Don't hang up
When I was a kid, AT&T ran a very successful campaign that told their customers to “Reach out and touch someone.” While at the time the campaign was very emotionally resonant, today it sounds kind of creepy, doesn’t it?
According to Nielsen, it turns out we’re not such big fans of having people reach out and touch us. And that’s why Gen X and Millennial are moving away from phone calls and embracing email, texts and social media. As Thompson notes in his Wired Magazine article:
According to Nielsen, the average number of mobile phone calls we make is dropping every year, after hitting a peak in 2007. And our calls are getting shorter: In 2005 they averaged three minutes in length; now they’re almost half that.
This generation doesn’t make phone calls, because everyone is in constant, lightweight contact in so many other ways: texting, chatting, and social-network messaging. And we don’t just have more options than we used to. We have better ones: These new forms of communication have exposed the fact that the voice call is badly designed. It deserves to die.
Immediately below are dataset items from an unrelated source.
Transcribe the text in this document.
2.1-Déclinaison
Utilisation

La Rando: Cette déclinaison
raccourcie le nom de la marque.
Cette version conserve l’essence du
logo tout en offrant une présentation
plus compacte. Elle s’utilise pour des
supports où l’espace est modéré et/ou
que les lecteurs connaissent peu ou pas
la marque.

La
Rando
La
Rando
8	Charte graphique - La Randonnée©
Consider: If I suddenly decide I want to dial you up, I have no way of knowing whether you’re busy, and you have no idea why I’m calling. We have to open Schrödinger’s box every time, having a conversation to figure out whether it’s OK to have a conversation. Plus, voice calls are emotionally high-bandwidth, which is why it’s so weirdly exhausting to be interrupted by one. (We apparently find voicemail even more excruciating: Studies show that more than a fifth of all voice messages are never listened to.)
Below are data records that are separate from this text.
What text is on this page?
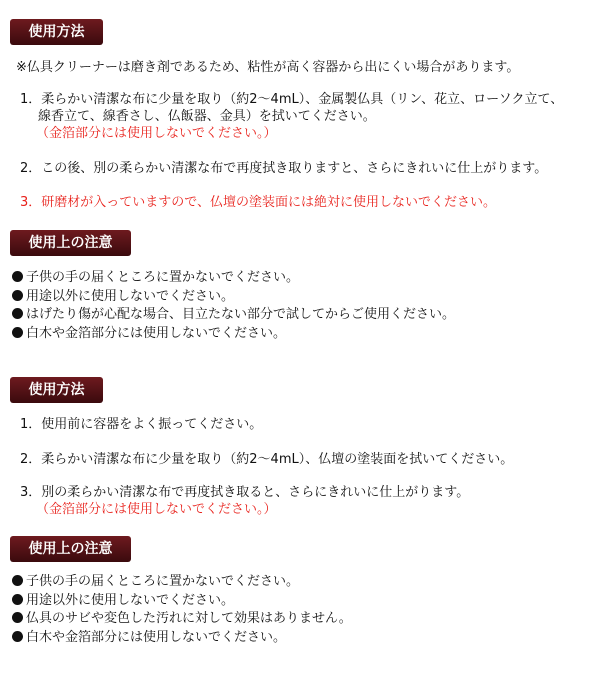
使用方法
※仏具クリーナーは磨き剤であるため、粘性が高く容器から出にくい場合があります。
1．柔らかい清潔な布に少量を取り（約2～4mL）、金属製仏具（リン、花立、ローソク立て、
線香立て、線香さし、仏飯器、金具）を拭いてください。
（金箔部分には使用しないでください。）
2．この後、別の柔らかい清潔な布で再度拭き取りますと、さらにきれいに仕上がります。
3．研磨材が入っていますので、仏壇の塗装面には絶対に使用しないでください。
使用上の注意
子供の手の届くところに置かないでください。
用途以外に使用しないでください。
はげたり傷が心配な場合、目立たない部分で試してからご使用ください。
白木や金箔部分には使用しないでください。
使用方法
1．使用前に容器をよく振ってください。
2．柔らかい清潔な布に少量を取り（約2～4mL）、仏壇の塗装面を拭いてください。
3．別の柔らかい清潔な布で再度拭き取ると、さらにきれいに仕上がります。
（金箔部分には使用しないでください。）
使用上の注意
子供の手の届くところに置かないでください。
用途以外に使用しないでください。
仏具のサビや変色した汚れに対して効果はありません。
白木や金箔部分には使用しないでください。
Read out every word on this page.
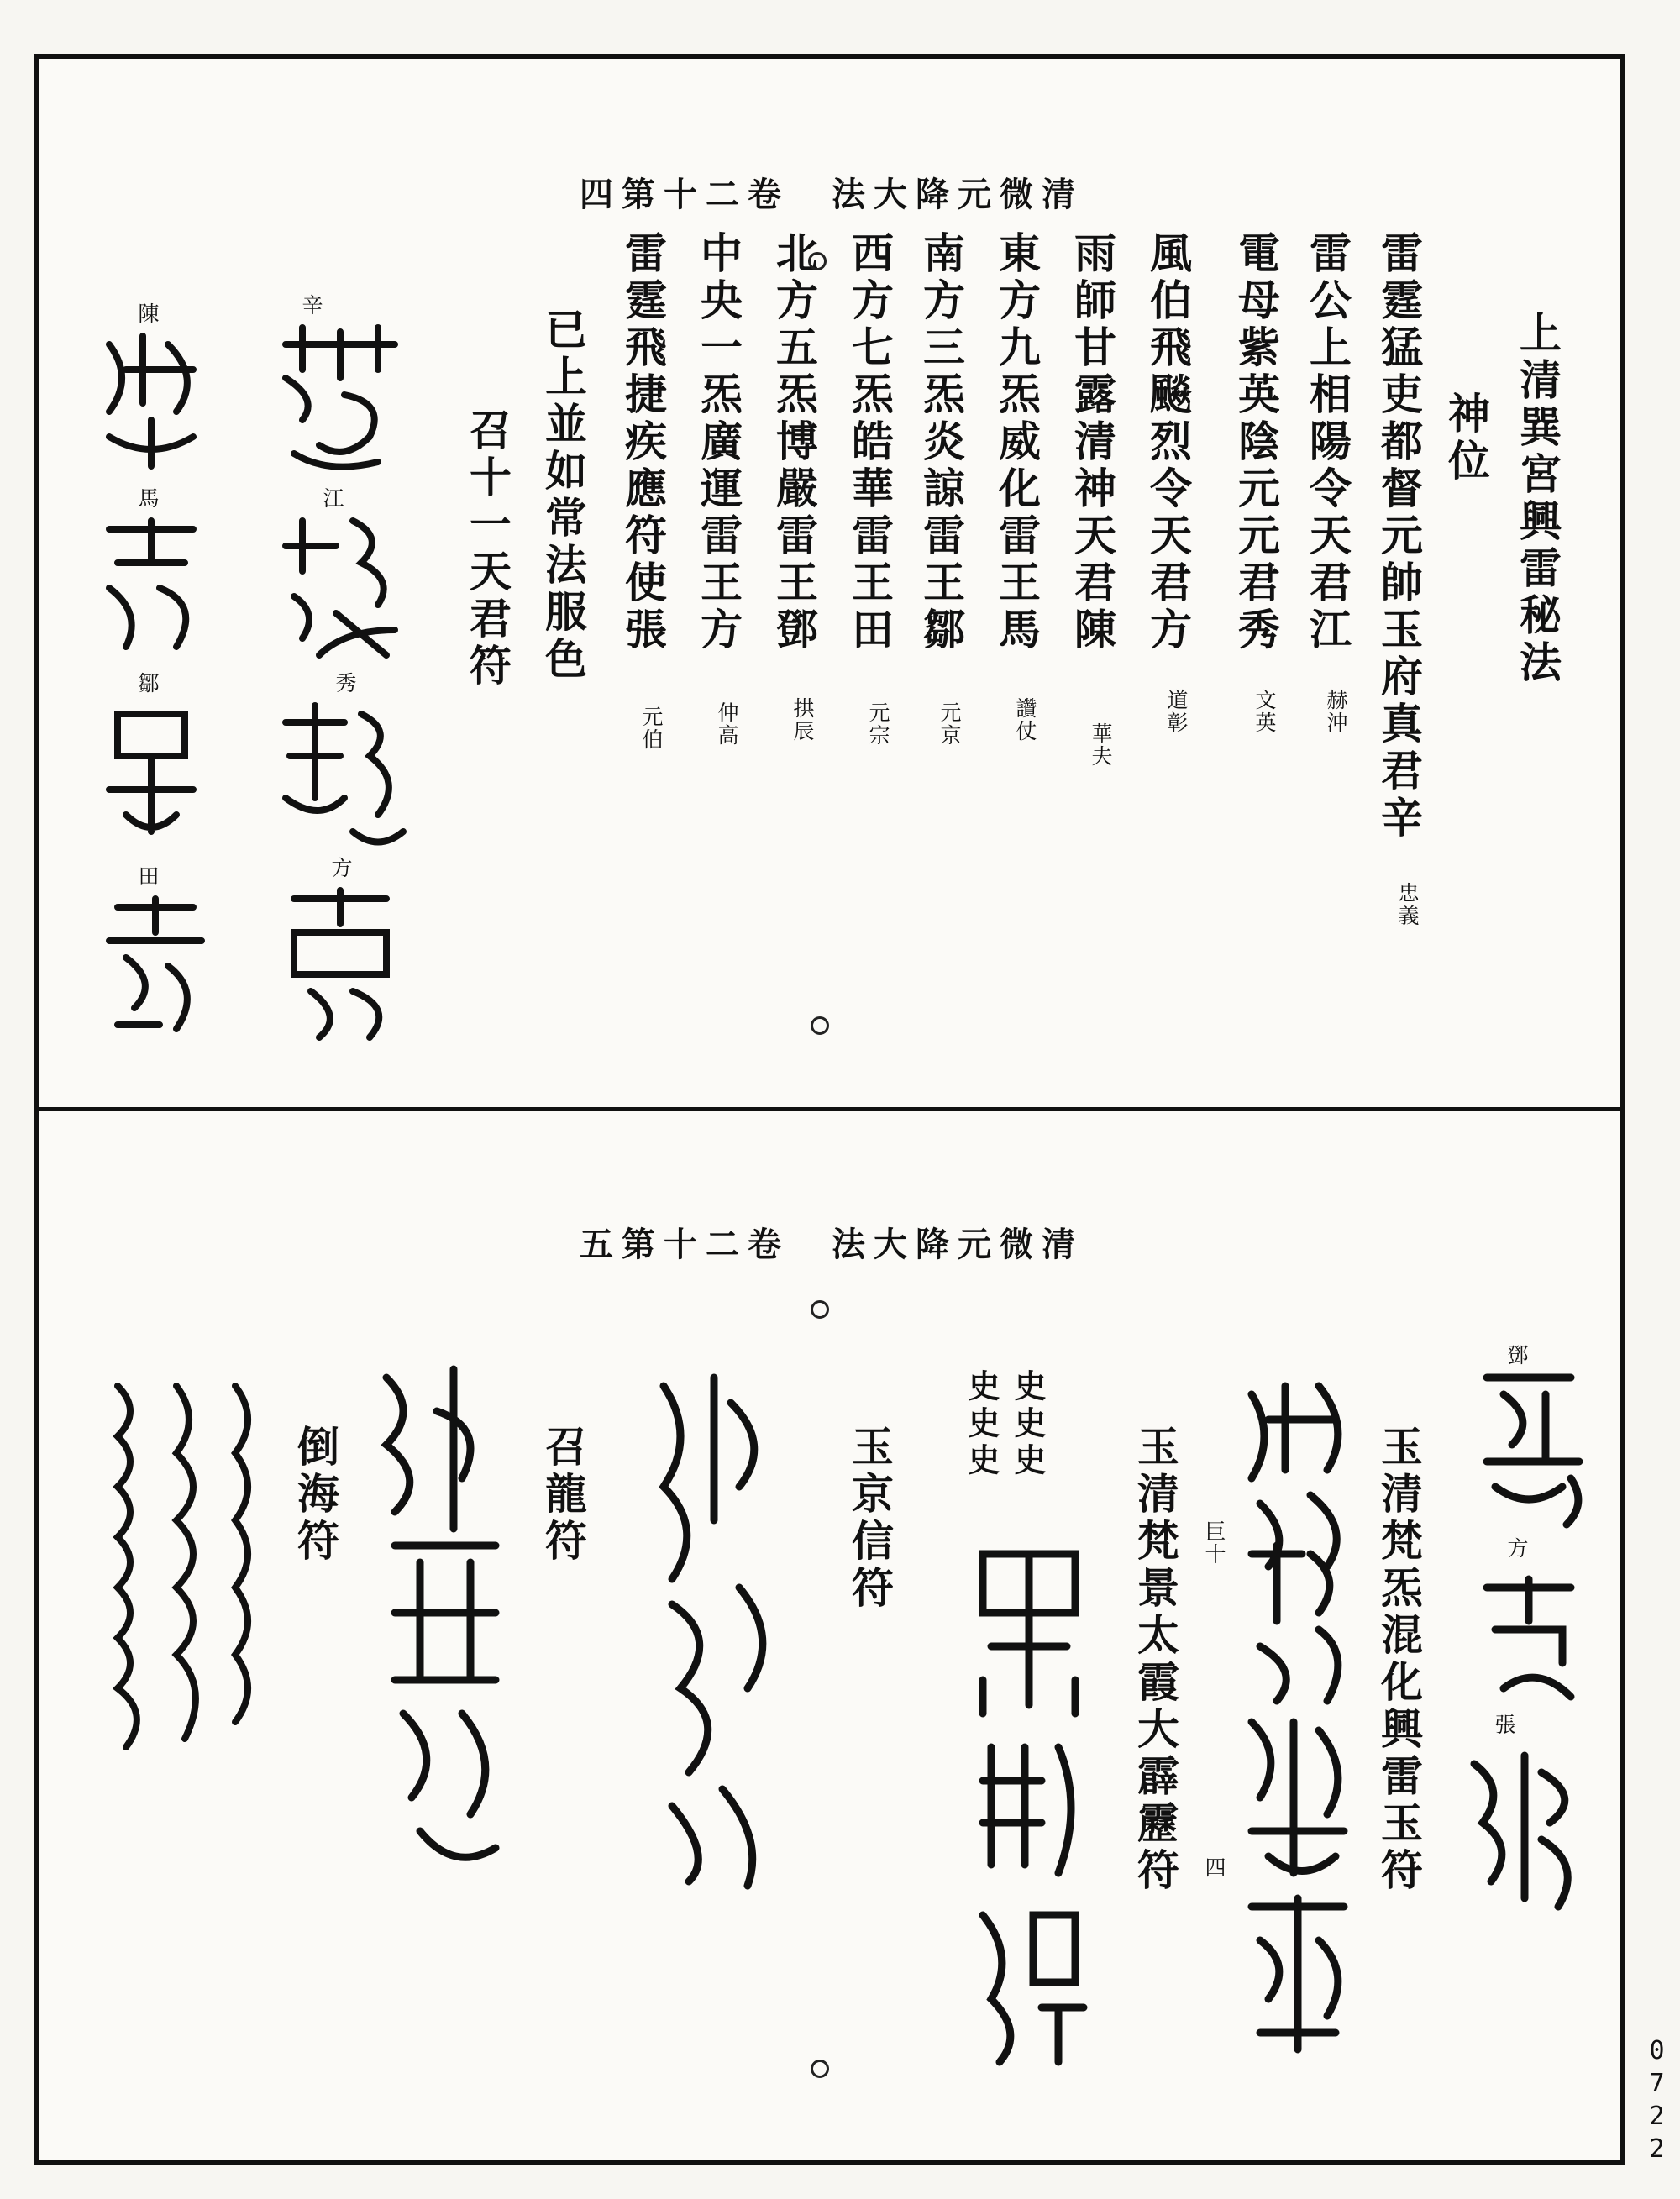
四第十二卷　法大降元微清
上清巽宮興雷秘法
　神位
雷霆猛吏都督元帥玉府真君辛
忠義
雷公上相陽令天君江
赫沖
電母紫英陰元元君秀
文英
風伯飛飈烈令天君方
道彰
雨師甘露清神天君陳
華夫
東方九炁威化雷王馬
讚仗
南方三炁炎諒雷王鄒
元京
西方七炁皓華雷王田
元宗
北方五炁博嚴雷王鄧
拱辰
中央一炁廣運雷王方
仲高
雷霆飛捷疾應符使張
元伯
　已上並如常法服色
　召十一天君符
辛
江
秀
方
陳
馬
鄒
田
五第十二卷　法大降元微清
　玉清梵炁混化興雷玉符
　玉清梵景太霞大霹靂符
　玉京信符
　召龍符
　倒海符
鄧
方
張
巨十
四
史史史
史史史
0722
It’s the same. Only it’s different. Consumers are connecting more. They are reaching out and touching one another. Just not the way Ma Bell expected. And that’s a Good Thing.
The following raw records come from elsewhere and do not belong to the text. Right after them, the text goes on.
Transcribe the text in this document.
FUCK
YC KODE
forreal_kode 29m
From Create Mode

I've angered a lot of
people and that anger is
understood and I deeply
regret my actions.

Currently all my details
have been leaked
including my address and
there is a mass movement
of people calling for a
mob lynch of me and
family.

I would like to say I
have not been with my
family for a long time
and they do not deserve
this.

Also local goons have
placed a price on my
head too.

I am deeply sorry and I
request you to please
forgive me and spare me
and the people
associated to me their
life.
Remember, this didn’t start with texting. Look at how we’ve been using answering machines, voicemail and caller ID to screen calls for the last couple decades. We’ve always known that phone calls were a pain. Consumers just never had a better option.
So, what does this mean to your company? After all, you still want your phone to ring. Is it possible for you to embrace these changes? I’ve long advocated including your phone number prominently on your website. (I still do, by the way). But is it necessary to be so “phone-y?” Should you include a text line, too? Can your customers interact with you asynchonously? Do you require them to accept your phone calls?
Consumer habits are changing. The businesses that change with them are the ones that stand to benefit.